= DEBtox =

The DEBtox method for the evaluation of effects of toxicants makes use of the Dynamic Energy Budget (DEB) theory to quantify the effect. See the Organisation for Economic Co-operation and Development (OECD) report, below, for a description of the method.

Toxicants, after they have been taken up by the organism and reached the target site, are assumed to affect one or more metabolic processes as specified in DEB theory. Examples of such processes are the costs for maintenance, assimilation of energy from food, costs for producing somatic tissues, costs for the production of offspring, and hazards to the developing embryo.

A change in a single metabolic process has particular consequences for both growth and reproduction of the organism. Therefore, the specific pattern of growth and reproduction over time provides information about the affected process. In this way, the DEBtox method can be used to explain observed effect patterns over time, as well as the links between effects on body size and reproduction.

A key concept in this method is the determination of the No Effect Concentration.
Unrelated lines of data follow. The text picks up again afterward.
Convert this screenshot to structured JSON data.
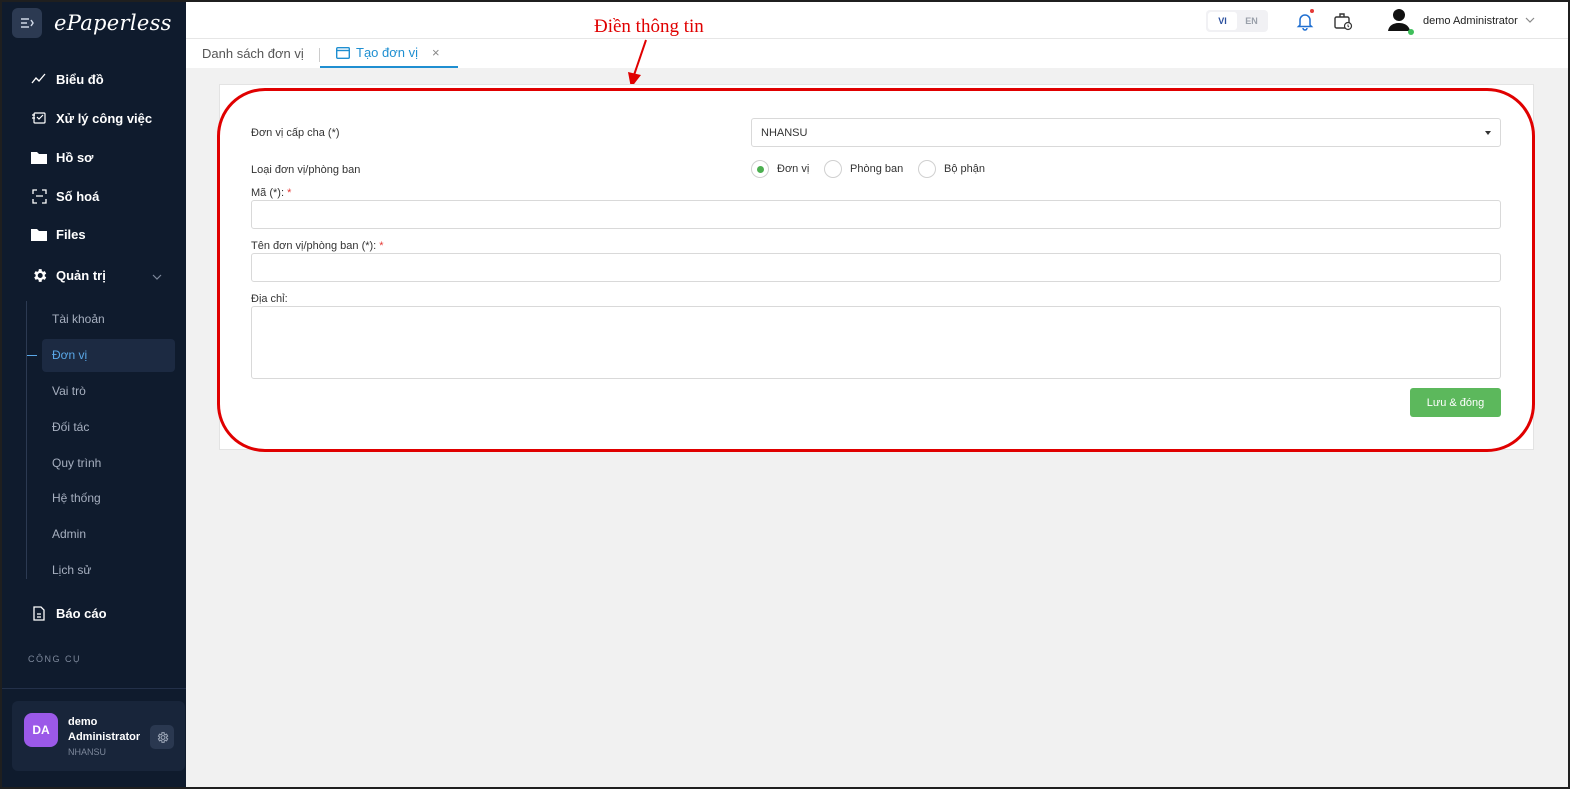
{
  "app": {
    "name": "ePaperless"
  },
  "sidebar": {
    "items": [
      {
        "label": "Biểu đồ",
        "icon": "chart-line-icon"
      },
      {
        "label": "Xử lý công việc",
        "icon": "task-icon"
      },
      {
        "label": "Hồ sơ",
        "icon": "folder-icon"
      },
      {
        "label": "Số hoá",
        "icon": "scan-icon"
      },
      {
        "label": "Files",
        "icon": "folder-icon"
      },
      {
        "label": "Quản trị",
        "icon": "gear-icon"
      },
      {
        "label": "Báo cáo",
        "icon": "report-icon"
      }
    ],
    "admin_sub": [
      "Tài khoản",
      "Đơn vị",
      "Vai trò",
      "Đối tác",
      "Quy trình",
      "Hệ thống",
      "Admin",
      "Lịch sử"
    ],
    "active_sub": "Đơn vị",
    "section_label": "CÔNG CỤ",
    "profile": {
      "initials": "DA",
      "name": "demo Administrator",
      "org": "NHANSU"
    }
  },
  "topbar": {
    "lang_vi": "VI",
    "lang_en": "EN",
    "user_name": "demo Administrator"
  },
  "tabs": [
    {
      "label": "Danh sách đơn vị"
    },
    {
      "label": "Tạo đơn vị",
      "close": "×"
    }
  ],
  "annotation": {
    "text": "Điền thông tin"
  },
  "form": {
    "parent_label": "Đơn vị cấp cha (*)",
    "parent_value": "NHANSU",
    "type_label": "Loại đơn vị/phòng ban",
    "type_options": [
      "Đơn vị",
      "Phòng ban",
      "Bộ phận"
    ],
    "type_selected": "Đơn vị",
    "code_label": "Mã (*):",
    "name_label": "Tên đơn vị/phòng ban (*):",
    "address_label": "Địa chỉ:",
    "required_mark": "*",
    "save_label": "Lưu & đóng"
  },
  "colors": {
    "sidebar_bg": "#0f1b2d",
    "accent": "#1f8fd1",
    "save": "#5cb85c",
    "annotation": "#e00000"
  }
}
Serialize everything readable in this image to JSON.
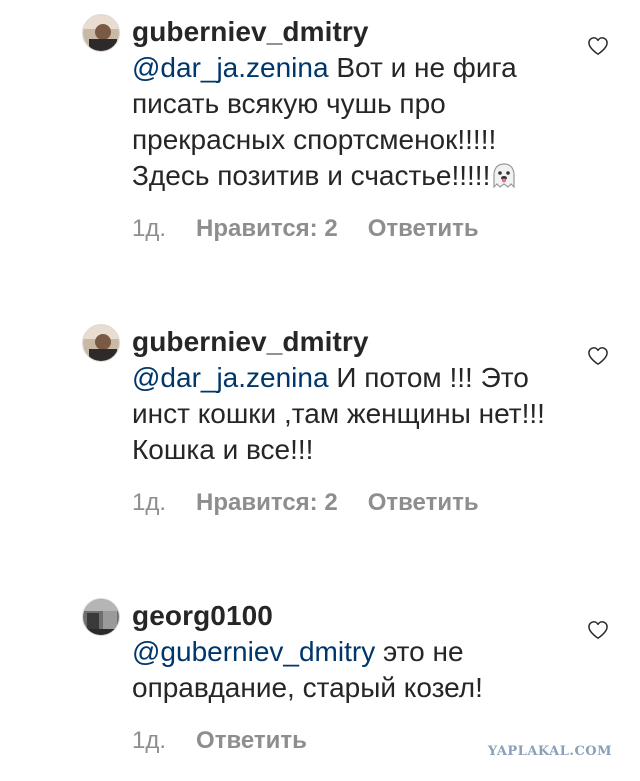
{
  "comments": [
    {
      "username": "guberniev_dmitry",
      "mention": "@dar_ja.zenina",
      "text": " Вот и не фига писать всякую чушь про прекрасных спортсменок!!!!! Здесь позитив и счастье!!!!!",
      "emoji": "ghost-tongue-emoji",
      "time": "1д.",
      "likes": "Нравится: 2",
      "reply": "Ответить",
      "avatar_icon": "user-avatar-photo",
      "heart_icon": "heart-outline-icon"
    },
    {
      "username": "guberniev_dmitry",
      "mention": "@dar_ja.zenina",
      "text": " И потом !!! Это инст кошки ,там женщины нет!!! Кошка и все!!!",
      "time": "1д.",
      "likes": "Нравится: 2",
      "reply": "Ответить",
      "avatar_icon": "user-avatar-photo",
      "heart_icon": "heart-outline-icon"
    },
    {
      "username": "georg0100",
      "mention": "@guberniev_dmitry",
      "text": " это не оправдание, старый козел!",
      "time": "1д.",
      "reply": "Ответить",
      "avatar_icon": "user-avatar-photo",
      "heart_icon": "heart-outline-icon"
    }
  ],
  "watermark": "YAPLAKAL.COM",
  "colors": {
    "text": "#262626",
    "mention": "#00376b",
    "meta": "#8e8e8e"
  }
}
The DEBtox method is able to extract this parameter efficiently from experimental data by making use of knowledge of how effects will show up in the data if they would be present. Not all details of the DEB theory are used in this method; effects on survival as specified by the hazard model hardly uses any detail of the DEB theory, for instance, but is fully consistent with how DEB theory deals with aging as a result of the effects of free radicals.